Damit ist schon viel gewonnen, darüber hinaus legt sich so manche Melodie des Scores von Riz Ortolani auch noch angenehm im Gehörgang fest.
Aber eigentlich ist die Musik schon wieder zu gut für den Film, denn die ist teilweise wirklich erstklassig, was ich vom Film an sich leider in keinster Weise behaupten kann.
Sogar für damalige Verhältnisse wirkt er manchmal noch recht bieder (was natürlich an den Kürzungen liegen kann) und Spannung aufzubauen ist auch nicht gerade eine Stärke.
Alles in allem aber solide, gediegene Krimi-Kost.
Wahrscheinlich im Rahmen der Edgar-Wallace-Reihe immer noch eines der krassesten Beispiele, das mich persönlich aber nicht vom Hocker reißt.
Auch ohne den Wallace-Rahmen betrachtet, ist es m.E. eines der schwächeren Exemplare des Giallo dieser Zeit.
6/10



Falls Du die deutsche Kinofassung gesehen hast, kann ich dein Urteil durchaus nachvollziehen.

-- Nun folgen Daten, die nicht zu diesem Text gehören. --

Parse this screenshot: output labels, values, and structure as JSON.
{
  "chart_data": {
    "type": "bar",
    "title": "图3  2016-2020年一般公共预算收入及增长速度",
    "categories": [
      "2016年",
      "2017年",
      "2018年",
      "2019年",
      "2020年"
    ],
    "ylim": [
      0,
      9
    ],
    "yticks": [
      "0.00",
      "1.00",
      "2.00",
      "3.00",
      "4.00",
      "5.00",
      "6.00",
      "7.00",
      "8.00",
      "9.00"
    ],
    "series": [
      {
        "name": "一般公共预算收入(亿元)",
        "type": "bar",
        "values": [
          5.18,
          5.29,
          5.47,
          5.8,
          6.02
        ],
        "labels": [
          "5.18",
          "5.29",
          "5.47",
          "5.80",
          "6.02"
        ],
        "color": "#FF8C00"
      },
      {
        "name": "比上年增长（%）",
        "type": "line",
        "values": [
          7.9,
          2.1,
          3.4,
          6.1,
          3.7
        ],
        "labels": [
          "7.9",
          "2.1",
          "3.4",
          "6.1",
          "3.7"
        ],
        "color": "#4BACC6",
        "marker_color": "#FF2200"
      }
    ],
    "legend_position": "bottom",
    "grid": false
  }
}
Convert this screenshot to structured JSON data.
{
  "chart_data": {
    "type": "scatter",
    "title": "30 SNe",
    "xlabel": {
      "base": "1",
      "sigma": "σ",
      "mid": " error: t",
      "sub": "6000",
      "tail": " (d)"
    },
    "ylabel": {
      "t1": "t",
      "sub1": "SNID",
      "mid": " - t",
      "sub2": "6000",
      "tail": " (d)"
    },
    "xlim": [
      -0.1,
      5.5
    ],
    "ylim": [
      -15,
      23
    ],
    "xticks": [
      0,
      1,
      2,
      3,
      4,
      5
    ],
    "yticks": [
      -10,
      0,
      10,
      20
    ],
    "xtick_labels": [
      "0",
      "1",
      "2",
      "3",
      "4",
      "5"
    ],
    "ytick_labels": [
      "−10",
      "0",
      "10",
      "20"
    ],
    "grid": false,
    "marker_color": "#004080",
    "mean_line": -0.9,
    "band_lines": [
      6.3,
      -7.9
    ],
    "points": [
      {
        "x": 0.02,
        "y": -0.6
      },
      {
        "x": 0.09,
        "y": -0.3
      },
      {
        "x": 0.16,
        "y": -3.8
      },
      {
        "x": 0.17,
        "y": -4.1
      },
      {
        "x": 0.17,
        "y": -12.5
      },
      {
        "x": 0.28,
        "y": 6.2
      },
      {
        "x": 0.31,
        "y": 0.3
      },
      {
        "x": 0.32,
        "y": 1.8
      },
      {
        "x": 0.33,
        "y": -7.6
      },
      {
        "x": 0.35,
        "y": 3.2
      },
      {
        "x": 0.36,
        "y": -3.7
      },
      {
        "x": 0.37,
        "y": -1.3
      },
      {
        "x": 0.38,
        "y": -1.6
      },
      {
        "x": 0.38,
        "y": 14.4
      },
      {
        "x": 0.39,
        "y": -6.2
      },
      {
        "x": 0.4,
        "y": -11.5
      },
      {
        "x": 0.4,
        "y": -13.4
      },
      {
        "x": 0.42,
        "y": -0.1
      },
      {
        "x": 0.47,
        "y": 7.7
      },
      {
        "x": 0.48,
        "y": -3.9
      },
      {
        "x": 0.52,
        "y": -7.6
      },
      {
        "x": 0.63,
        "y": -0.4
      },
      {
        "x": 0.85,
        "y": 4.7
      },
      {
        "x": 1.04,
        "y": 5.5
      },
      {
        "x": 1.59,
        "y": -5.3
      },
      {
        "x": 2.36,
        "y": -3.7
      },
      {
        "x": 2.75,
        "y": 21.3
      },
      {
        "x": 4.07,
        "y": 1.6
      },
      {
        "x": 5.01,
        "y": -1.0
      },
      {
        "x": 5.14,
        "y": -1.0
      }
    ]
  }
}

Da wurde einige meiner absoluten Lieblingsszenen fast komplett rausgeschnitten.
Mein absoluter Lieblings Wallace Giallo, der in der Langfassung schon mit einer wunderbar antosphärischen Titelsequenz beginnt, die in Deutschland einfach durch ein Standbild ersetzt wurde.

Ja, so war es auch.
War die Ausstrahlung gestern auf ORF 3.